A new report has revealed an upward trend in managed accounts being used, with funds under management close to $200 billion.
The 15th annual SPDR ETFs/Investment Trends Managed Accounts Report, jointly released by State Street Global Advisors and Investment Trends, revealed the increased use of managed accounts among financial advisers, driven primarily by the need to increase efficiency.
Reaching a record high, the report found that 56 per cent of advisers are now using managed funds, more than tripling in a decade from 18 per cent. It also noted that 19 per cent of advisers were “potential users” of managed accounts, which could take the reach to 75 per cent in coming years.
Additionally, it found that a record high of 25 per cent of all new client inflows was now being placed into managed accounts. Breaking another record, funds under management (FUM) in managed accounts has reached $194.85 billion, an increase of 146 per cent over the last five years.
Sinead Schaffer, vice-president and ETF portfolio strategist at State Street Global Advisors, said the increase can be primarily attributed to advisers’ need to work more efficiently as the falling number of advisers continues to put pressure on the industry.
“Fifty-nine per cent of advisers cite ‘freeing up their time’ as one of the main upsides of using managed accounts with advisers now reporting they, or their support staff, save on average 22.8 hours per week, up from 17.1 hours last year,” Schaffer said.
“For an adviser who works 7.5 hours a day, that’s a saving of three days per week.
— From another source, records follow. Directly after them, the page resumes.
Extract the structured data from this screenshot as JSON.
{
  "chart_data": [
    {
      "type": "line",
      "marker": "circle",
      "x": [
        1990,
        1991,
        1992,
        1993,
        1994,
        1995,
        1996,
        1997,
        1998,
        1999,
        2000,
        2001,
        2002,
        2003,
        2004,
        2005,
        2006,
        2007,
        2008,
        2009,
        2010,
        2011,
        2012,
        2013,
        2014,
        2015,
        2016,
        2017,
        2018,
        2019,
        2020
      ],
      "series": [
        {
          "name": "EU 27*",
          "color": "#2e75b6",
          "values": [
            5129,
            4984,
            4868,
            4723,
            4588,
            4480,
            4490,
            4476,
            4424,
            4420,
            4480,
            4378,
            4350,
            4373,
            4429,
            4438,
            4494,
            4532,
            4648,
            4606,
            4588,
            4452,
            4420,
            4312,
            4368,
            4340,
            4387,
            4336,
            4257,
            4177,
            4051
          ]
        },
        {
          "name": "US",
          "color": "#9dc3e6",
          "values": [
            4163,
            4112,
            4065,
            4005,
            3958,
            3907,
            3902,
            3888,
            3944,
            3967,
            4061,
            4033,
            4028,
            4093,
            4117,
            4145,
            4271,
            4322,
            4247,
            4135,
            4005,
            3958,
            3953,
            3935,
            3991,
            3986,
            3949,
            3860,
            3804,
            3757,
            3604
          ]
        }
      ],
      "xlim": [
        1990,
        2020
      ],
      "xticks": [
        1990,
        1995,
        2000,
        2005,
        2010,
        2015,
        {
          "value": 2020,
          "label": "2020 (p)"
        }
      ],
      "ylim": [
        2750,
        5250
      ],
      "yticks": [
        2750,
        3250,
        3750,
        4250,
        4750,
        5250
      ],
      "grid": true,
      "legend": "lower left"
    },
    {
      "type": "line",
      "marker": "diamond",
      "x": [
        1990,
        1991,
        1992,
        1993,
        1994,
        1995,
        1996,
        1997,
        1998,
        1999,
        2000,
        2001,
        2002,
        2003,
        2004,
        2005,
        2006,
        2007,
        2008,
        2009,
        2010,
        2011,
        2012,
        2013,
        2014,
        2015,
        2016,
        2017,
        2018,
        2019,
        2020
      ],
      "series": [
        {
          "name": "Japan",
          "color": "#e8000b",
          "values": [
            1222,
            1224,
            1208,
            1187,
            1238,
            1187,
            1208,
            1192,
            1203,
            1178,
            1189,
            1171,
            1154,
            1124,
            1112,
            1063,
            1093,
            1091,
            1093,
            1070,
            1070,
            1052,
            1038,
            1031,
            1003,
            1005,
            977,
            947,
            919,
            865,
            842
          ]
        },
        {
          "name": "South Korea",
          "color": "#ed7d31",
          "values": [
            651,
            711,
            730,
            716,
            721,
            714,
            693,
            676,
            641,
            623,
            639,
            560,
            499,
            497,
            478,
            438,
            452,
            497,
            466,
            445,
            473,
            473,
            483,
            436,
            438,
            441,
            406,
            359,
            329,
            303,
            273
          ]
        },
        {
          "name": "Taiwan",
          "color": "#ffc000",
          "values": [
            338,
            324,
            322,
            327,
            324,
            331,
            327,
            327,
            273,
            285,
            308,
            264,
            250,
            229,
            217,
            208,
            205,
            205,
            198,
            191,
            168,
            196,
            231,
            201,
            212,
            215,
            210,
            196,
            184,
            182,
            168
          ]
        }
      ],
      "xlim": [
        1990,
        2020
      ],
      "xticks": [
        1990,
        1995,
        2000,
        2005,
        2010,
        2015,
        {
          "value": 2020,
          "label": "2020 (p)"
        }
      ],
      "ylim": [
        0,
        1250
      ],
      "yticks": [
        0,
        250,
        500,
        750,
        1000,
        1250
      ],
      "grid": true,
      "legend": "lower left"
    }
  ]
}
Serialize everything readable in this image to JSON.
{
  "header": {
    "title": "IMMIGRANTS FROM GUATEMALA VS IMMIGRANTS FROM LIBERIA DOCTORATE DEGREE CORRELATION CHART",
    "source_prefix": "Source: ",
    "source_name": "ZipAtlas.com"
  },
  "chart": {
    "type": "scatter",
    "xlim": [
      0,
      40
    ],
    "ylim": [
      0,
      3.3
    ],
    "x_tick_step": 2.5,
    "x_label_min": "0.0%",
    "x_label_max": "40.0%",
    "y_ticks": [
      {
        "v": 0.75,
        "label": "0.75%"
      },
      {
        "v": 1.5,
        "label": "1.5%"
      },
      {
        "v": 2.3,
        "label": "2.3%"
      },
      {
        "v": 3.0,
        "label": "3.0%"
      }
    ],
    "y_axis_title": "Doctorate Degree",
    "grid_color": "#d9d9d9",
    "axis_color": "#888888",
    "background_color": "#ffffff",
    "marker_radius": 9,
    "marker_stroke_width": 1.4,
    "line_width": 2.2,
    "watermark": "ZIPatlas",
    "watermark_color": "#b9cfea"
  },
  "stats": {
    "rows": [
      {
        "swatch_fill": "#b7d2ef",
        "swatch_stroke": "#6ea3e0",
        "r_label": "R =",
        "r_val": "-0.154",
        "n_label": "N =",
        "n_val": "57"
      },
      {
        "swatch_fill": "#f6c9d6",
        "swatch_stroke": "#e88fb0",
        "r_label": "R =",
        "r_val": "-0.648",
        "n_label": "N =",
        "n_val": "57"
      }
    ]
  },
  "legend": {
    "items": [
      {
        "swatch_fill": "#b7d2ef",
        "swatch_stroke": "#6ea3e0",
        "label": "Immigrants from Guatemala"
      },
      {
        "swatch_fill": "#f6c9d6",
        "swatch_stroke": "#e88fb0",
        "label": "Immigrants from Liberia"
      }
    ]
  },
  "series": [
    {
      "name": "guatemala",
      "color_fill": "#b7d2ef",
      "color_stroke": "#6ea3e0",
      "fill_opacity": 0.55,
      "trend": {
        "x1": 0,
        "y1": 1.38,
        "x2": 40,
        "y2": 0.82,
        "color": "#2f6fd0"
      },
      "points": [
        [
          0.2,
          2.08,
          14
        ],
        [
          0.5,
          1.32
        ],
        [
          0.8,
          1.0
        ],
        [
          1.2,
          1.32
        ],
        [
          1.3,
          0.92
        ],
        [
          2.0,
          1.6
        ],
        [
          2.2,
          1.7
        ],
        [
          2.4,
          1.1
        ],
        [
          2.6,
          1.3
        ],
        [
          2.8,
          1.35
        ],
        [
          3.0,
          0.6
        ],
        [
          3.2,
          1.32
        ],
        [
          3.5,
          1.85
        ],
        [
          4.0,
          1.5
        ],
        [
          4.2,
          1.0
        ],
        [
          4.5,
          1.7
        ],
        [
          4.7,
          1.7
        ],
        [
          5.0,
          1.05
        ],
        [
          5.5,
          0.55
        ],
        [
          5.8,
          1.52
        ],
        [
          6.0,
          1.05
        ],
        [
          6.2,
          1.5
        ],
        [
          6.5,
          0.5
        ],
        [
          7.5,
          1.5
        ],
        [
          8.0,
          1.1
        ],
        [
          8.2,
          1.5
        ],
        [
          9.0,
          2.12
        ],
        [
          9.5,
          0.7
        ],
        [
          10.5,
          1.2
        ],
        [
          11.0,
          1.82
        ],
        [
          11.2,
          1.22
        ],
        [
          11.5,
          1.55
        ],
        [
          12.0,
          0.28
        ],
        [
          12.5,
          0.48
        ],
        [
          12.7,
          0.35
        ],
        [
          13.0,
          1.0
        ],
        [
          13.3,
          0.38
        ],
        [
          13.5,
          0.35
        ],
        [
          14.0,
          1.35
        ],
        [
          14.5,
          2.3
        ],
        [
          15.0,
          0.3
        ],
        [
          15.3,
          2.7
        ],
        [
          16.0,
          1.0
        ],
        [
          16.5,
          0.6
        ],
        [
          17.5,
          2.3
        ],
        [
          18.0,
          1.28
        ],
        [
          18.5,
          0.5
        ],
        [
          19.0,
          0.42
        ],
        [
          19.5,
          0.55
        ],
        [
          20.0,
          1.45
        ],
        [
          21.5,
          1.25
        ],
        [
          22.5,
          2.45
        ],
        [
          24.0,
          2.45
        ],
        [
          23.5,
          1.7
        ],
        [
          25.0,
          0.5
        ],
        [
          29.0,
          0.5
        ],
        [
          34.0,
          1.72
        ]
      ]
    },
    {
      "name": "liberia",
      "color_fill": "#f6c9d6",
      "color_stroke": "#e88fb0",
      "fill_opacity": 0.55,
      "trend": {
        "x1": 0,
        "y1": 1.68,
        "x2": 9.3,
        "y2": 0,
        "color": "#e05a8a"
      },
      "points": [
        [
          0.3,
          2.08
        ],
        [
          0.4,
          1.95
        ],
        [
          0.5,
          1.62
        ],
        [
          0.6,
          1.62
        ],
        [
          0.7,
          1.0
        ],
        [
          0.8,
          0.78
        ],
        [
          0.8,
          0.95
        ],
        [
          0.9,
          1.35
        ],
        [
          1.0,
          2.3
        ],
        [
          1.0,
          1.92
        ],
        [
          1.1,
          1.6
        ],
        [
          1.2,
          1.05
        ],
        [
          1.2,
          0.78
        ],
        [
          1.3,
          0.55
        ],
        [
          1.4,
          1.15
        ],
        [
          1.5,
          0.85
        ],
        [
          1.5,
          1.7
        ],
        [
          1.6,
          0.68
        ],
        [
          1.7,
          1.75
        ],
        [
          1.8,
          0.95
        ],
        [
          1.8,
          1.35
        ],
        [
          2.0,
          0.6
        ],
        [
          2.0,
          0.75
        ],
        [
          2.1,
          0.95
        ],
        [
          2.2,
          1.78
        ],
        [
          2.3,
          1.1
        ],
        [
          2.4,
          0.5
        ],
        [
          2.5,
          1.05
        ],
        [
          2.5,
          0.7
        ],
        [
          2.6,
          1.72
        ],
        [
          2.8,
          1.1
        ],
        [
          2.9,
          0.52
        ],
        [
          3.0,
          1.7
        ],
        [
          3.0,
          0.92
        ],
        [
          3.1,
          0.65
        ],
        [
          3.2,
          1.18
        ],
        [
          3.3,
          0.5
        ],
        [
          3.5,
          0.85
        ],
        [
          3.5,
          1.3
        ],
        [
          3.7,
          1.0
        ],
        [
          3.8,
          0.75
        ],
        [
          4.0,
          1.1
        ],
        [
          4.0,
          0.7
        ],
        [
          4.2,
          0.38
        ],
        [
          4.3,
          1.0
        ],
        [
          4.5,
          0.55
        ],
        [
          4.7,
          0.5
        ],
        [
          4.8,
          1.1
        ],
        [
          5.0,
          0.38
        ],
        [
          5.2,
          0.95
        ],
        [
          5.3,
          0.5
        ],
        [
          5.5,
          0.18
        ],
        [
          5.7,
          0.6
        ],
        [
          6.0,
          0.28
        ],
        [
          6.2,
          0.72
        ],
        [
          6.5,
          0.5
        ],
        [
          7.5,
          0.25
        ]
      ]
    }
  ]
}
This allows them to focus on value-added work that increases their customer value proposition to existing and new clients.”
Noting other factors driving advisers towards managed accounts, she said performance, fees, availability on their main investment platform, reputation of the asset manager, and asset class exposure contributed to their increased popularity.
According to the report, advisers utilising managed accounts allocated close to two-thirds, 64 per cent, of clients’ total assets into a managed account, with multi-asset class being the most commonly used, 68 per cent.
Schaffer added that managed accounts are becoming an essential part of advisers’ portfolios, playing a principal role in the investment strategy for clients with a lower balance.
“As expected, more advisers are using these structures for lower balance clients, with 40 per cent of existing managed account advisers believing it’s appropriate to hold the majority of assets in a managed account for clients with balances less than $100,000, up from 33 per cent the previous year,” she said.
“Financial advisers mainly use managed accounts as a core, long-term portfolio allocation solution, dedicating 60 per cent of new client money to core investments, 55 per cent of that core to managed accounts and they plan to keep the investment for an average of 7.8 years.”
Eric Blewitt, chief executive officer at Investment Trends, said the financial status of the client impacted the likelihood of an adviser utilising managed accounts as part of their investment strategy.
“Affluent clients with funds between $250,000 and $1 million are the most popular segment that advisers believe should use managed accounts for the majority of their portfolio,” Blewitt said.
“That is followed by clients with balances between $100,000 and $250,000, those with less than $100,000 and finally, high-net-worth clients with more than $1 million to invest.”